The classes allow parents to build on the knowledge they already have with good research-based information, tips on meal planning, introducing new foods to kids and getting kids involved in cooking.

“Some people don’t really have cooking skills,” Maschino said. “It’s kind of a lost art.”

In her classes, Maschino teaches knife skills and cooking techniques like searing, browning and simmering.

“We’re learning simple one-pot meals that we can have ready in 30 minutes that are healthy and low-cost,” she said.

Maschino often works with different agencies and organizations in the county to host classes, including churches, Head Start, LifeWorks, Upper Des Moines Opportunity and the YWCA.

“I also can go into the home and provide these lessons individually as well,” she said. “Sometimes that works better for parents who have kids and might not have childcare or transportation, I can take the lessons to them at the home. If they don’t want to meet in the home, they’re more than welcome to come to my office.”

Maschino said she tries to tailor the classes to the needs of the participant, whether that means teaching low carb meals for a diabetic family member or low sodium meals for those with hypertension. She also teaches them how to read and understand food labels.

During this COVID-19 pandemic, Maschino is continuing to do virtual lessons through the month of May. Depending on how the situation changes or doesn’t change, virtual classes may continue into June and July as well.
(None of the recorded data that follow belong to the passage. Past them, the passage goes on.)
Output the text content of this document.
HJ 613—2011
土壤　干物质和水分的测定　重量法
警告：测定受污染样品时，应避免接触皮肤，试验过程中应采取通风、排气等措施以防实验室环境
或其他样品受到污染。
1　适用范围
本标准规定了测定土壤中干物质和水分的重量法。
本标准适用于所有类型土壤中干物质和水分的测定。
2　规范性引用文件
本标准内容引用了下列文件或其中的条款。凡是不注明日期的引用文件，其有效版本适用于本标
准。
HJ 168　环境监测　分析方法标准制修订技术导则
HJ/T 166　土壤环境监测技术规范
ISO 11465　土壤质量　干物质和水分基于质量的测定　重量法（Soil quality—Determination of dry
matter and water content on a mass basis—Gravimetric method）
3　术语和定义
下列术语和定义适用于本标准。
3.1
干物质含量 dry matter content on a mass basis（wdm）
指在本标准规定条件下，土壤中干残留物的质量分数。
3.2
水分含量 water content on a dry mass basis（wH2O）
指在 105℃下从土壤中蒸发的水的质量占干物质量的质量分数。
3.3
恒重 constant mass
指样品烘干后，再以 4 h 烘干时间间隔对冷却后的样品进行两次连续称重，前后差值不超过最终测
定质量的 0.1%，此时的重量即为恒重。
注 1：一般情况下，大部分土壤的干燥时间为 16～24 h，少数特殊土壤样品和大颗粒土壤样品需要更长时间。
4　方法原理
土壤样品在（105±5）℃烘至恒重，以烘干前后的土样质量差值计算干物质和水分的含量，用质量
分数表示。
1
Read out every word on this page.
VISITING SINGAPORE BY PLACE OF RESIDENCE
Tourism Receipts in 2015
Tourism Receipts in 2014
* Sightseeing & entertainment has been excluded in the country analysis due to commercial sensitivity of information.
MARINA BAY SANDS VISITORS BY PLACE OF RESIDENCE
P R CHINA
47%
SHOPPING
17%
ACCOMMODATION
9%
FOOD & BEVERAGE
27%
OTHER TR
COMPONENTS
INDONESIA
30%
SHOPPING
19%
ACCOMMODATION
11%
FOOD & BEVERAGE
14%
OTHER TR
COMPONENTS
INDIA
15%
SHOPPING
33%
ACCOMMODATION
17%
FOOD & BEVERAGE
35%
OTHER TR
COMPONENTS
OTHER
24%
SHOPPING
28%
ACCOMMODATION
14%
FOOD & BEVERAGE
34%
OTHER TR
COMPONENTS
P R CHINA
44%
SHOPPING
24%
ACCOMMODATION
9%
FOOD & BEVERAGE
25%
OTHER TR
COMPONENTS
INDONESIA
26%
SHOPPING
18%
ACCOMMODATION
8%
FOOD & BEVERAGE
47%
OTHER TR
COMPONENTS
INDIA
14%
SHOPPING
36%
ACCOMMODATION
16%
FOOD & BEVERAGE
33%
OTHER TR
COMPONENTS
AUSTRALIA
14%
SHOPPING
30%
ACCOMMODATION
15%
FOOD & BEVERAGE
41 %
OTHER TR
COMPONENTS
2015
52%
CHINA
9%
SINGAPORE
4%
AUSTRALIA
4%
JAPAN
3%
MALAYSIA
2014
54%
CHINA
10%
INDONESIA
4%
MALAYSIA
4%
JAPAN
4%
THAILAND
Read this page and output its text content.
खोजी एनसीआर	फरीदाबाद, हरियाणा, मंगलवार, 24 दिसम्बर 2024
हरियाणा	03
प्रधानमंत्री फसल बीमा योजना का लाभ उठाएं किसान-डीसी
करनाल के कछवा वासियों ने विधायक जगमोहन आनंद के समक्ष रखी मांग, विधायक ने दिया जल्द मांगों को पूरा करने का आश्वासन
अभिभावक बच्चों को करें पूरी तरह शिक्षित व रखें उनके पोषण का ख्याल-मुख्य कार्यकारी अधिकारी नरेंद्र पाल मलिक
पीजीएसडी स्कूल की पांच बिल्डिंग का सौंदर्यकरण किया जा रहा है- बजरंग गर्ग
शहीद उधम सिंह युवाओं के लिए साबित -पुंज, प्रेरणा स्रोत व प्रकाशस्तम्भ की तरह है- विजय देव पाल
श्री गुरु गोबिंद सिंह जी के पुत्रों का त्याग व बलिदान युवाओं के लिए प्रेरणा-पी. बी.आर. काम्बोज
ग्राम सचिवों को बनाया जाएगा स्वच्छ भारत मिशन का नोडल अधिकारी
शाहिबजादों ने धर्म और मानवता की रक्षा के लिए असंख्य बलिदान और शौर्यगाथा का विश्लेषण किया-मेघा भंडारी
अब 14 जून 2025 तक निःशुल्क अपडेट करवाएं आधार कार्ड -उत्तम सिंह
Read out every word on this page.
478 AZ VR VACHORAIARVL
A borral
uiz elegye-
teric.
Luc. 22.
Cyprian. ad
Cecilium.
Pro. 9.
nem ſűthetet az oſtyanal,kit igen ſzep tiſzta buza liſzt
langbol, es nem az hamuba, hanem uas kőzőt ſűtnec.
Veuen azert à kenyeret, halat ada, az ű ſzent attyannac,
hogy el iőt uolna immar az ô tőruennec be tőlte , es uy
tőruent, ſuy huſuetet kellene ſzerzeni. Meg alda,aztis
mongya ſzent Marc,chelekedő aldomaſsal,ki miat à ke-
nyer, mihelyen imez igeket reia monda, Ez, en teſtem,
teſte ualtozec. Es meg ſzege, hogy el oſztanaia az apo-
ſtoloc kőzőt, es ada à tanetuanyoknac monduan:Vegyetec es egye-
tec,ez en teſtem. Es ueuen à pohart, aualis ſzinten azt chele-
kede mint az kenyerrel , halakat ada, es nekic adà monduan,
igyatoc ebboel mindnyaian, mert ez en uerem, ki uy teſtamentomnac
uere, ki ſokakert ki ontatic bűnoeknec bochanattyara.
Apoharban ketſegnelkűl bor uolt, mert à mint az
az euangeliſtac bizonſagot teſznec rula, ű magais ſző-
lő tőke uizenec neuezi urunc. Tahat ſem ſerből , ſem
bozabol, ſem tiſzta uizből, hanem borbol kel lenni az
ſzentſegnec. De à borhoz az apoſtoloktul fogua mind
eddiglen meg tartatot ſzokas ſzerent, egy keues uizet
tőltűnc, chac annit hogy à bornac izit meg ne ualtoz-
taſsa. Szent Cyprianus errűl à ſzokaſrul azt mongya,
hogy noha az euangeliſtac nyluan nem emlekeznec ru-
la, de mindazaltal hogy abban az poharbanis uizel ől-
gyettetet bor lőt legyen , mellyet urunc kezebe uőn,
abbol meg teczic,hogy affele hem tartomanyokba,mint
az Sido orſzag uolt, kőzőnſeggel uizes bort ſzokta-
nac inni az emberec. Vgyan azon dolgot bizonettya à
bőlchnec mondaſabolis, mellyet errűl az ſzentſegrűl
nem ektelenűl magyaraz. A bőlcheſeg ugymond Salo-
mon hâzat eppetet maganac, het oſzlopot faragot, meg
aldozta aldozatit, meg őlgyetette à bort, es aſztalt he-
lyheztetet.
While doing the virtual lessons, Maschino isn’t able to do the hands-on cooking classes right now, but participants will have the opportunity to cook with her in the future.

“If we go through the virtual lessons through this quarantine, once those restrictions are lifted and it’s safe for people to gather again, I can go out and meet them one or two times to do some cooking,” she said.

Webster County Extension also offers another nutrition class called Plan, Shop, Save and Cook, which is for adults who don’t necessarily have children living in the home. This four-lesson class focuses on meal planning, shopping smart to save money, reading the nutritional facts label and cooking a healthy, low-cost meal.